If you have ever worked with a stock agency you will know how important keywording can be. Many agencies use their own controlled vocabulary, so it will be interesting to see how David's list matches up with places like iStockPhoto who ask their photographers to go through a process called disambiguation for each photo they submit.

For more information on David's keyword list, check out his website at http://www.controlledvocabulary.com

5 Comments

anthony
2007-07-17 08:59:12
PAY for someone to TYPE stuff for me?


No thanks. I'll do it myself, thanks. Keep JUST what I need, not the other 10,000 words I won't use & as such don't want cluttering up my work space.


Is this for real? There's nothing special or different here about Aperture. The HUD has always been there. You've always had that option. The only thing this post tells me is that I should pay someone else $70 for the rights to public words.


Yeah right.

Edmund
2007-07-17 11:59:28
I rarely type in keywords. I select the photos in the browser as has something in common and then I drag the keyword from the HUD to one photo and it is added to all of those as are selected. In that way I add keywords to many photos at the same time. Fast and simple.


I have one solution for Apertures lack of negative search. Lets say you want to see all photos family member you have take in July. If you have a keyword Family it is easy to make a smart album. If you want to get all July photos except with family members, you cant do that easy. My solution:
A. Make a keyword NoFamily. I use Keyword Controls (Window/Keyword Controls) and made my own buttons. I make NoFamily as a button.
B. Create a smart album with all photos from July. Select all photos in the album (command-A).
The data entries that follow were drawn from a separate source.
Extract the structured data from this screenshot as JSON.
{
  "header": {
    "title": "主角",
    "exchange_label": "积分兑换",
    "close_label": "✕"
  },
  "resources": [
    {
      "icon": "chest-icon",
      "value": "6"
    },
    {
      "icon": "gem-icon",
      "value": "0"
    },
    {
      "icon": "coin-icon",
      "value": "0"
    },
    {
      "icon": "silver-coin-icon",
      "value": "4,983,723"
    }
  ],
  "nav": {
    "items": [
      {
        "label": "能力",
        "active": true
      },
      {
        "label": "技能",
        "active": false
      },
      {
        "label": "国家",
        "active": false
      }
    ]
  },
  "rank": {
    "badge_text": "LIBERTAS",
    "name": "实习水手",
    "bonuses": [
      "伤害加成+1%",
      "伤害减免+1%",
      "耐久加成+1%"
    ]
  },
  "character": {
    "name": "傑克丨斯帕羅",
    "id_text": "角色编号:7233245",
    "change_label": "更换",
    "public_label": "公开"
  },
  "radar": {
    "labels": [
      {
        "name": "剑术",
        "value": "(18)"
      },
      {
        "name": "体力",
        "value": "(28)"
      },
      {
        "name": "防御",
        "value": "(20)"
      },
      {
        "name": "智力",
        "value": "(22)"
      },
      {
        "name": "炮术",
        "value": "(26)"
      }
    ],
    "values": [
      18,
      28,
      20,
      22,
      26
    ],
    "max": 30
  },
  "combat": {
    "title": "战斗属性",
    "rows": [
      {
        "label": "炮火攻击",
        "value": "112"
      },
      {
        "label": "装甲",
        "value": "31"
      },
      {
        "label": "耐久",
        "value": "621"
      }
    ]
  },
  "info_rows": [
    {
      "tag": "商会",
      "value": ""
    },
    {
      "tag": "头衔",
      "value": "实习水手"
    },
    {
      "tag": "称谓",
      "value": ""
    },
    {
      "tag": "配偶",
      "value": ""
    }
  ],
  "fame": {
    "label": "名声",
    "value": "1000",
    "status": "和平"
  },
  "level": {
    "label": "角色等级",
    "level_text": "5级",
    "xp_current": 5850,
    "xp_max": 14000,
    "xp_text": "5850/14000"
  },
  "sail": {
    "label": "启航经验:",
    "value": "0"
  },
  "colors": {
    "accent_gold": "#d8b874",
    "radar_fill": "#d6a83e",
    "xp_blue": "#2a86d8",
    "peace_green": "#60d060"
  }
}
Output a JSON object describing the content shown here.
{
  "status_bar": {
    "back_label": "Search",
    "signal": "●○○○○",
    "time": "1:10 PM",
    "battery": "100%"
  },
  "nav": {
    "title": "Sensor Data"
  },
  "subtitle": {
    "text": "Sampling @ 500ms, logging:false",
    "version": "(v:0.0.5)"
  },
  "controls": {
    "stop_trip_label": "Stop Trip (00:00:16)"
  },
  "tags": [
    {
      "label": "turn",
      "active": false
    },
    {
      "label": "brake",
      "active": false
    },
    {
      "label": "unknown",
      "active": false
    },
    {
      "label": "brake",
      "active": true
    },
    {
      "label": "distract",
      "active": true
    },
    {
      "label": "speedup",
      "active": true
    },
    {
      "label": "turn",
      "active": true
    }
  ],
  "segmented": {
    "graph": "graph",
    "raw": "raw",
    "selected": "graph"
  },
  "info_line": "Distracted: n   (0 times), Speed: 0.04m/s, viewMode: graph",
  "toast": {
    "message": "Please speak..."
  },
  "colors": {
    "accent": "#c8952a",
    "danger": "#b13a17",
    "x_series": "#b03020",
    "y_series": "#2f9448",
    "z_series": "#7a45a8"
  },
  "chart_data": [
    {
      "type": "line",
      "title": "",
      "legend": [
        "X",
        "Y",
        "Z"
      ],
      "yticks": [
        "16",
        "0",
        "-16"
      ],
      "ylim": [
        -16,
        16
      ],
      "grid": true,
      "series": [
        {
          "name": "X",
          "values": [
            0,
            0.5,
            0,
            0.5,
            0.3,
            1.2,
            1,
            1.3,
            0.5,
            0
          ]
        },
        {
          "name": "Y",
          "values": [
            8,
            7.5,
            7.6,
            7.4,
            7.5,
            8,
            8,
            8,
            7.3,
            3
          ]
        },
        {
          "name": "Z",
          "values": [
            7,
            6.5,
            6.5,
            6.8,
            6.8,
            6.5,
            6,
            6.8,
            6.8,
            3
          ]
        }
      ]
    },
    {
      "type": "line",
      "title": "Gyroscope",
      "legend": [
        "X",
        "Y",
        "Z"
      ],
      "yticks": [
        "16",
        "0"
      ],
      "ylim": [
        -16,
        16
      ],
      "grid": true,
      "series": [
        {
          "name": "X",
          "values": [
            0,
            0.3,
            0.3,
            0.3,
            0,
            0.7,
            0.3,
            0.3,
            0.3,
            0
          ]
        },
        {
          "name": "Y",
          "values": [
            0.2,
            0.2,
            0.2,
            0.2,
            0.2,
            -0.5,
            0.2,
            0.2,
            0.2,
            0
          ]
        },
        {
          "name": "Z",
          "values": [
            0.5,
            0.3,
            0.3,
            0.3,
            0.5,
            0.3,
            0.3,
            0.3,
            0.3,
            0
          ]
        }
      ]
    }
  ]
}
Drag the keyword NoFamily to them (so even the Family photos gets NoFamily).
B. Change the selection of the smart album by checking the Family keyword. Now you see all photos with the family from July.
C. Select all of the photos. Shift-click (hold down shift-key on the keyboard and click with the mouse) on the button NoFamily and the keyword NoFamily disappear from all the Family photos.
D. Now I change the smart album; check the NoFamily keyword and uncheck the Family keyword. Now you got all photos except those with the family.

Bagelturf
2007-07-17 16:28:32
Negative search is possible, and not too laborious:


http://www.bagelturf.com/aparticles/metadata/keyneg/index.html


The trick is to use IPTC keywords, hijack IPTC metadata for your own use, or create your own custom negative metadata.

Don
2007-07-17 17:16:43
A really useful item would be a script that allowed me to speak the keywords while the HUD was active, have it list the words and let me confirm before commitiing.
Matthew Brown
2007-07-20 01:21:09
I never add keywords by hand; I drag and drop them all from the keyword HUD. I think it's the only way to keep up any kind of consistent keywording.


I'm not sure that someone else's controlled vocabulary is useful FOR ME, but I can see it being useful for others (e.g. stock agencies, as the article describes, and any other application where multiple photographers have to keyword consistently).


Anyone else have the experience that the keyword HUD gets slower as you have more entries? I have about a thousand keywords, and it does feel a bit sluggish now where it didn't before.